By Request,
some speed and acceleration figures:
This formula:
Force = (Td x 2 x 3.14 x Efficiency) / (Ph (in mm/Rev) x 0.001)
Td = Driving Torque (Nm), Force is in Newtons, Ph is the lead in mm/Rev
Found here:
Nook Industries
Yes, the same equation works for Rack and pinion. If you aren't certain, do a few calculations based on the pitch circle radius and compare the numbers. They are the same. If I've made any mistakes, let me know.
This motor:
https://www.teknic.com/model-info/CPM-SDSK-3421P-RLN/
Also, a generic 1kW Servo from EBay is used as a comparison.

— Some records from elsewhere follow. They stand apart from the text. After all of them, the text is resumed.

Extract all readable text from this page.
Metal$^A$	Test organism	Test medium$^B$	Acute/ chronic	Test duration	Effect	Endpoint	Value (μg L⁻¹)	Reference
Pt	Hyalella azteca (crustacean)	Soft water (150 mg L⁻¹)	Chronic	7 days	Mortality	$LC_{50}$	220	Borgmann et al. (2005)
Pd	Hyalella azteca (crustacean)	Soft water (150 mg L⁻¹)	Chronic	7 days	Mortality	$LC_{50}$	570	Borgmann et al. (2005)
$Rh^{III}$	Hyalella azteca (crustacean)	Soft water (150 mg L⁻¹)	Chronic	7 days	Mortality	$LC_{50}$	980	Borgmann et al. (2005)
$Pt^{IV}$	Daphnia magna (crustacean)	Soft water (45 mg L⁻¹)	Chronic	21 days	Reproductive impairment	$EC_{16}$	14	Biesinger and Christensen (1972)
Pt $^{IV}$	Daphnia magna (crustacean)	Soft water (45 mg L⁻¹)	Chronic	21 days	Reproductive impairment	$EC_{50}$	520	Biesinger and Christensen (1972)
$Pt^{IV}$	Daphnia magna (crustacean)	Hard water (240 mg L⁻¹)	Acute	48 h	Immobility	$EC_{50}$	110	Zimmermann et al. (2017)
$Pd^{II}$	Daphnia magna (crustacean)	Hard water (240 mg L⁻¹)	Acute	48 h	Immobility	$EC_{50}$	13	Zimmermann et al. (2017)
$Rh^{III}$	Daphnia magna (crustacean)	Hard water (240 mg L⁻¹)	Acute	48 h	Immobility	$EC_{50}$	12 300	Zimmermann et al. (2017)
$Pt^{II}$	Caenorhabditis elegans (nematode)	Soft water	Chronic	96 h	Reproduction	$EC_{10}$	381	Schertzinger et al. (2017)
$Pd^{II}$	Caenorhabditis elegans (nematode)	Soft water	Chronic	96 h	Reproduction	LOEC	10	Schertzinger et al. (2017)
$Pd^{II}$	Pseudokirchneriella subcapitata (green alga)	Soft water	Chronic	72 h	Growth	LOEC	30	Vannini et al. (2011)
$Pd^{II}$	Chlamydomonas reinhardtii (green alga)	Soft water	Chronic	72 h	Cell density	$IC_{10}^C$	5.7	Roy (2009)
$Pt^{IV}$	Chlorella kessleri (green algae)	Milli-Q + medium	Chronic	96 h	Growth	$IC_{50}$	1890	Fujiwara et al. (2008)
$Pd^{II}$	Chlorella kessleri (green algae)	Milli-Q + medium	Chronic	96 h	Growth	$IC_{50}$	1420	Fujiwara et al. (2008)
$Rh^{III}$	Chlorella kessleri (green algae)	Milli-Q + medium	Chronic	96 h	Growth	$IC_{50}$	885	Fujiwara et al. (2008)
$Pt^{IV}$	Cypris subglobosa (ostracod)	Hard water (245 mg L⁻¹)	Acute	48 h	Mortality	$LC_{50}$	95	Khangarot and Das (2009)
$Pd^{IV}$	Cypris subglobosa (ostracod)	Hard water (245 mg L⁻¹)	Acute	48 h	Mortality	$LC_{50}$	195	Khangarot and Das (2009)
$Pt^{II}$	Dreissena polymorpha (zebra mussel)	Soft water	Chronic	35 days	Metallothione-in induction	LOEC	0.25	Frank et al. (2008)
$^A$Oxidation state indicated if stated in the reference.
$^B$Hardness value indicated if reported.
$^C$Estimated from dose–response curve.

A few things I know this graph and charts do not include that would make the results less favorable:
The inertia of the spinning motor and reduction gear. This gets worse the faster you spin, so worse for a servo than a stepper. I don't know how much, I don't know the angular momentum values to use for the motor and reducer and I haven't done the math.
Friction. Compared to everything else, I doubt this amounts to much. Nice linear bearings and you can slide it back and forth with one finger.
Backlash compensation. This requires extra acceleration according to the software manual.
Cutting Forces.
I would prefer a servo that has a flatter curve to it, especially when using 10:1 reduction. I hope this helps.